Wenn von gewählten Vertretern der Stadt weiter gesagt wird, bei der Anzahl der Teilnehmer an rechtsradikalen Kundgebungen sei „kein Trend zu erkennen, dass es deutlich mehr werden“ (RNZ, 9.5.2017), ist dem entgegen zu halten: Die Demonstrationen rechtsextremer Parteien und Gruppierungen finden in Sinsheim bereits seit fast einem Jahrzehnt statt, immer wieder, zuletzt im Abstand von vier Wochen. Aufforderungen, man solle die rechten Demonstranten ignorieren, sonst werte man sie nur auf (RNZ, 9.5.2017) sind durch die Realität widerlegt. Auch 20 Rechtsradikale, wie am 8. April 2017, sind 20 zu viel; am 6. Mai waren es bereits über 60 aus vier Bundesländern.
Durch Schweigen und Wegschauen wurden schon einmal Nazis in diesem Land stark. Aus den Erfahrungen der deutschen Geschichte ist vor jeder Verharmlosung dieser Neonaziaufmärsche und ihren Parolen zu warnen. „Man solle sich wegen ein paar Spinnern nicht den Samstag verderben lassen“ (RNZ, 9.5.2017) kann nicht als Handlungsanweisung dienen. Angesichts der Tatsache, dass in keiner vergleichbaren baden-württembergischen Stadt solche Demonstrationen sich derart häufen, ist es aus unserer Sicht unverantwortlich, die Bevölkerung weiterhin zum Ignorieren aufzurufen. Durch Passivität sehen sich die Rechtsradikalen in ihrer Aussage bestätigt, Sinsheim sei ihre „Hauptstadt der Region“ und „national befreite Zone“.

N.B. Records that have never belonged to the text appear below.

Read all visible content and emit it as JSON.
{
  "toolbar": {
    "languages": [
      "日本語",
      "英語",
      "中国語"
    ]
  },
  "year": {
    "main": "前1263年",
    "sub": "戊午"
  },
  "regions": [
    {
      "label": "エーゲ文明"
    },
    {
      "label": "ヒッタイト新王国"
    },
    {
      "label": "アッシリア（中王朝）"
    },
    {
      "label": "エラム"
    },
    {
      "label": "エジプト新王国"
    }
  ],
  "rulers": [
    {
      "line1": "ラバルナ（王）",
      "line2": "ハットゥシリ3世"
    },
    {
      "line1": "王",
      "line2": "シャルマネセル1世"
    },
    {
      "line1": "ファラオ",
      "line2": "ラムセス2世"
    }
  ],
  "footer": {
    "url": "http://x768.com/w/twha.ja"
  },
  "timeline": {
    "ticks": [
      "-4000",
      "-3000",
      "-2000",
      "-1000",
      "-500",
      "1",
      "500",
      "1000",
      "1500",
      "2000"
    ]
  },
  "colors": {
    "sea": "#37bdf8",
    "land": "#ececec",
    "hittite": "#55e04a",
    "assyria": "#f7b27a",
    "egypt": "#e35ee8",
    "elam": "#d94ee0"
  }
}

Sie kritisieren in Ihren Aussagen ferner die Form und den Teilnehmerkreis bei Aktionen gegen die rechtsradikalen Aufmärsche. Sie stellen damit und mit der eingangs beschriebenen Kritik absurderweise die Aktivitäten gegen die NPD als Problem dar. Dies bitten wir Sie dringend klar zustellen. Aktuell erhalten Sie für Ihre Aussagen von der NPD Zustimmung im Internet. In Veröffentlichungen auf Facebook (z.B. bei Jan Jaeschke, 9.5.2017) und auf ihrer Homepage lobt sie den Oberbürgermeister der Stadt Sinsheim und einen Fraktionsvorsitzenden, was so unerträglich wie beschämend ist. Diese Taktik, Demokraten spalten zu wollen, fährt die NPD nicht zum ersten Mal. Wir wollen und können uns nicht vorstellen, dass sie verfängt, sehen aber mit Sorge, dass Ihre Aussagen geeignet sind, dem Vorschub zu leisen. Wir können dies aber gemeinsam verhindern, indem wir klar machen, dass wir uns in unserer Haltung gegen die NPD einig sind und zusammen gegen Rechtsradikale einstehen.
Das Treiben der rechtsradikalen Gruppen und das Ausbleiben von großen, auch durch alle Parteien und das Stadtoberhaupt mitgetragenen Protesten in Sinsheim, geraten landesweit immer mehr in negative Schlagzeilen. Der Landtagsabgeordnete Dr. Boris Weirauch (SPD, Wahlkreis Mannheim II) hat Anfang des Monats eine parlamentarische Anfrage an die Landesregierung gestellt, in der er um Aufklärung darüber bittet, weshalb es in Sinsheim zum wiederholten Mal zu rechtsextremistischen Kundgebungen komme. Der Landtagsabgeordnete Hermino Katzenstein (Grüne, Wahlkreis Sinsheim) wurde mit dem Hinweis zitiert, in Heidelberg kämen „die rechten Demonstranten aufgrund der Masse an Gegendemonstranten nicht einmal vom Bahnhofsvorplatz weg“ (RNZ, 7.5.2017) und deshalb solle der Sinsheimer Gemeinderat zur Gegendemo aufrufen und Präsenz zeigen.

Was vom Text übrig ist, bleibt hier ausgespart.